While there are very real business benefits when employers take a gender-specific approach to employee benefits, there are some damaging ramifications that may be felt in 2023 if they do not. For example, recruiting and retaining a specific demographic may be harder if gender-specific support is not in place, and absence rates and resignations may also increase if employees cannot resolve their health matters.

Women’s health matters

Menopause support is a great example of gender-specific workplace support, and employers who offer this type of support should be commended. However, employers should also be aware that menopause is just one of many health issues that concern women in employment and – to appeal to all female staff and those who were assigned female at birth – a broader women’s health strategy is needed that encompasses other concerns such as female-biased cancers, gynaecological and reproductive health.

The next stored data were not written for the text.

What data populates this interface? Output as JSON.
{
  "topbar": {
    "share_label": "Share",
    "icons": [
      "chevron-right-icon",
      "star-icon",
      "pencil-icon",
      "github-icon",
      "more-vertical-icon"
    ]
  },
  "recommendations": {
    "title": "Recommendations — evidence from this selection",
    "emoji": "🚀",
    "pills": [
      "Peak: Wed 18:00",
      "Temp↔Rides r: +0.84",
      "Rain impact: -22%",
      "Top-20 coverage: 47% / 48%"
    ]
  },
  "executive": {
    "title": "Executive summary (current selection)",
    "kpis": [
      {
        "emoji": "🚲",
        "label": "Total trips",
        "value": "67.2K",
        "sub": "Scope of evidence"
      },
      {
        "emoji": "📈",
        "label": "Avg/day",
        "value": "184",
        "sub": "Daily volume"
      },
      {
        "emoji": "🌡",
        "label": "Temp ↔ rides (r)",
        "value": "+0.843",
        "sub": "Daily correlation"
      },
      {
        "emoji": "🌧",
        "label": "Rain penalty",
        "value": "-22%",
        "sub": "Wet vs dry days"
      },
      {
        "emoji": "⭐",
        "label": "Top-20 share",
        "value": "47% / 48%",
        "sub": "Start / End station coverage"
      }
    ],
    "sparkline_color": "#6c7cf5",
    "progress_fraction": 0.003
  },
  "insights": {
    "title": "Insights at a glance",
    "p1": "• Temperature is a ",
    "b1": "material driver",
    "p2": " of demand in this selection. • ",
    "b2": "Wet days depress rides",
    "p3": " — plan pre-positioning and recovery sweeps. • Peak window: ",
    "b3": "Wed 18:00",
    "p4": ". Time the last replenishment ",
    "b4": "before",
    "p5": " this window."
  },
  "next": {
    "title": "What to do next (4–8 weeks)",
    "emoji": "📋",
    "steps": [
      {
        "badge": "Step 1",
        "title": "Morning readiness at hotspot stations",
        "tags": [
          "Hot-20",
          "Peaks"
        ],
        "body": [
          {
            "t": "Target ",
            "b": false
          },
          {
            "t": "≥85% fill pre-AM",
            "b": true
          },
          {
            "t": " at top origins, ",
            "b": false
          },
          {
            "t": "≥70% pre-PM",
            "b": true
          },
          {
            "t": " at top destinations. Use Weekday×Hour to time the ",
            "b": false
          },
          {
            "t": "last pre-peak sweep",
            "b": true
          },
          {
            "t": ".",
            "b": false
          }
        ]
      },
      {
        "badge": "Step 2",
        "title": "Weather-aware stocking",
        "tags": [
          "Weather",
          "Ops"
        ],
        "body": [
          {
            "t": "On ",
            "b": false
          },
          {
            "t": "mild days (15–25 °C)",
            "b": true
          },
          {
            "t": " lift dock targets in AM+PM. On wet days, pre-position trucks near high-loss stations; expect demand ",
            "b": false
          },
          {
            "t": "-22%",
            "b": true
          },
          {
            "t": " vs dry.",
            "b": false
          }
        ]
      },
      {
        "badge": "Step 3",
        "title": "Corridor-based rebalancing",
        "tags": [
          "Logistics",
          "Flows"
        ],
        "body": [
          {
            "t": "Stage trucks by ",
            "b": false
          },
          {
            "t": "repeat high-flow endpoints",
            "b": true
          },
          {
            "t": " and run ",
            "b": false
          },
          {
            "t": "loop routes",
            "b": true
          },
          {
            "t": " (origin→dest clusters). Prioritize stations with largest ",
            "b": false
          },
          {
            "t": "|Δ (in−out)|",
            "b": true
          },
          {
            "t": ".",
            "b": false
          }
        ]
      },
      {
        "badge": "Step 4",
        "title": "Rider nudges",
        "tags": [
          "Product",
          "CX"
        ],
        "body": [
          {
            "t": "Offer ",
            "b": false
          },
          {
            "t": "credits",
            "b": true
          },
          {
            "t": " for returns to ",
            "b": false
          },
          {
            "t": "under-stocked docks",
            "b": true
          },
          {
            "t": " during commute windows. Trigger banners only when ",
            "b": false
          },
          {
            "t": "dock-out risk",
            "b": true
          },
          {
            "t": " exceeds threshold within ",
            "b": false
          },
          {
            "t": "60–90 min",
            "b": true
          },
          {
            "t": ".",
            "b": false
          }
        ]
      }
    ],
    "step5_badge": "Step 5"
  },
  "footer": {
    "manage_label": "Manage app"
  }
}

Menopause support is a great place to start for employers who do not currently have any gender-specific support in place, as the symptoms of menopause could affect as much as half of the employed population at some point during their career. Employers should also try to think more broadly and ensure they have support in place that meets the health needs of women of all ages – whether they are struggling with an acute illness or a nagging chronic condition.

Men’s health matters too

Men are routinely under-served by the health service: in general they have fewer touchpoints with health providers and are much less inclined to seek support for health matters. This represents a good opportunity for employers to step in and provide the necessary support. However, in order for workplace health support to appeal to men, it needs to be focused on male-specific conditions such as prostate issues, testicular cancer, heart conditions, mental health, and men’s fitness, but also reinforce messages about confidentiality and accessibility.

We know that while the saying ‘a problem shared is a problem halved’ may appeal to women, many men find opening up and discussing their health matters a huge hurdle. Therefore, for men in particular, communicating gender-specific health support in the workplace is as much about specific conditions as it is about emphasising discretion, privacy and convenience.

Many early adopters that offer gender-specific support (such as for menopause), have recognised the importance of doing so this trend will continue during 2023 as gender-specific support grows in both importance and uptake. Those who do not follow suit will likely find themselves an outlier in their industry and may need to rethink the way they deliver health and wellbeing support in the workplace.